Честность и неподкупность тамплиеров, огромные услуги, которые они оказывали испанским монархам были оценены по достоинству – не так, как во Франции, а посему испанцы не выполнили папский приказ об уничтожении своей ветви Ордена. Правда, он был запрещен, а куда деваться? Но преследованиям и гонениям тамплиеры в Испании не подвергались и посему сумели сохранить накопленное богатство. С ним они и влились в другие христианские ордена, в частности, Орден рыцарей-госпитальеров.
– Надеюсь, вам знакомо такое имя, как Жак де Моле? – Альбрехт даже не прилагал усилий, чтобы спрятать ехидную усмешку.
– А як же! – с достоинством ответила Наташка. – Отлично знакомо, только заочно. Бог миловал, мы не присутствовали на публичном сожжении Великого магистра вместе со старым другом и соратником. Костер инквизиции разожгли без нас… – Подруга нахмурилась и добавила: – И наверное, без спичек!
– Рад за вас. – Ехидная усмешка на устах душеприказчика угасла. – Там и так народу хватало, причем не только его врагов. Знаете последние слова Великого магистра?
– Аяк же… – Подруга замешкалась, но тут же нашлась: – Ирина Санна, доложи обстановку.
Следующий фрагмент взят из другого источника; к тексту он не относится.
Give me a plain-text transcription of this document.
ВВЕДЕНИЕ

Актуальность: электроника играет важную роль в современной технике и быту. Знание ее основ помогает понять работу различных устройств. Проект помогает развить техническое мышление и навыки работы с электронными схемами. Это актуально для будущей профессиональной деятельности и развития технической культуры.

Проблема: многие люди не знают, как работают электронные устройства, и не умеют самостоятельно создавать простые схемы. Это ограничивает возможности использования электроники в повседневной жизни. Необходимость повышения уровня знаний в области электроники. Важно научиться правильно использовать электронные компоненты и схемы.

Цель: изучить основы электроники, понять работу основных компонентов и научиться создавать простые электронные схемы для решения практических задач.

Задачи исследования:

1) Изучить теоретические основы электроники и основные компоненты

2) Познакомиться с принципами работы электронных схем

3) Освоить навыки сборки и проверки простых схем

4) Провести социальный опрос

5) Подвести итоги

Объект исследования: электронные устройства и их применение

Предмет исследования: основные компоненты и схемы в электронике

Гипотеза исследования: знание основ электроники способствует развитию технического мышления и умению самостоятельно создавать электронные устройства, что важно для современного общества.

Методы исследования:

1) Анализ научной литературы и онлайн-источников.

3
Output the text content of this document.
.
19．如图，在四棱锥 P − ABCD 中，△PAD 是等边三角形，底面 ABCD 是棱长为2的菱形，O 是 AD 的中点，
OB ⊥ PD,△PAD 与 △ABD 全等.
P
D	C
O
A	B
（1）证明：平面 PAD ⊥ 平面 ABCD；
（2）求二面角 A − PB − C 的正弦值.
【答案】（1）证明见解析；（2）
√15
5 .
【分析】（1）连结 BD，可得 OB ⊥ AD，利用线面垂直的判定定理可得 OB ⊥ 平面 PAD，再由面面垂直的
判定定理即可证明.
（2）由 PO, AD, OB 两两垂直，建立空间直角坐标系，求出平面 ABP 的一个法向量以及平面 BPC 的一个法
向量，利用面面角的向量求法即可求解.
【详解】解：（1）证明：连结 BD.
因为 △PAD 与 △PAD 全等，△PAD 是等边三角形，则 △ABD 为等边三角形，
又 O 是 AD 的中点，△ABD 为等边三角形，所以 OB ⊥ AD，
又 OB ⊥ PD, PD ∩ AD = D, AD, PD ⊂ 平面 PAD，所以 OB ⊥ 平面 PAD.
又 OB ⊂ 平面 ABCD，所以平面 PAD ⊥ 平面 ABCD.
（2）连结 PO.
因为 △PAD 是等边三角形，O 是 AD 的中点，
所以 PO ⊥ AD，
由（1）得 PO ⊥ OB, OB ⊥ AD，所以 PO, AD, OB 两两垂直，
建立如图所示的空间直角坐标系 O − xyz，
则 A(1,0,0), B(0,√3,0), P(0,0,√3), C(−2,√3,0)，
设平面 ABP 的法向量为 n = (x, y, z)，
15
– Да кто ж этого не знает, – вздохнула я, очередной раз вспоминая пачки газет, сдаваемых в пункт приема макулатуры за право стать счастливой обладательницей серии книг Мориса Дрюона. – После того как Великий магистр разделся и позволил привязать себя к позорному столбу, он помолился, а когда языки пламени взметнулись вверх, прозвучали его проклятья. Великий магистр пообещал Папе Клименту Пятому, королю Филиппу и канцлеру Гийому де Ногарэ, что не пройдет и года, как он призовет их к ответу на суд Божий, после чего проклял самих мучителей и весь их род до тринадцатого колена.
Реакция душеприказчика на мои слова была совсем не та, которую я ожидала. Не выражая никакого изумления по поводу моей «макулатурной» начитанности, он просто сидел и внимательно слушал. И даже не воспользовался моей вынужденной паузой – терпеливо ждал продолжения. Ну я и продолжила. Сначала немного запинаясь, потом увлеклась…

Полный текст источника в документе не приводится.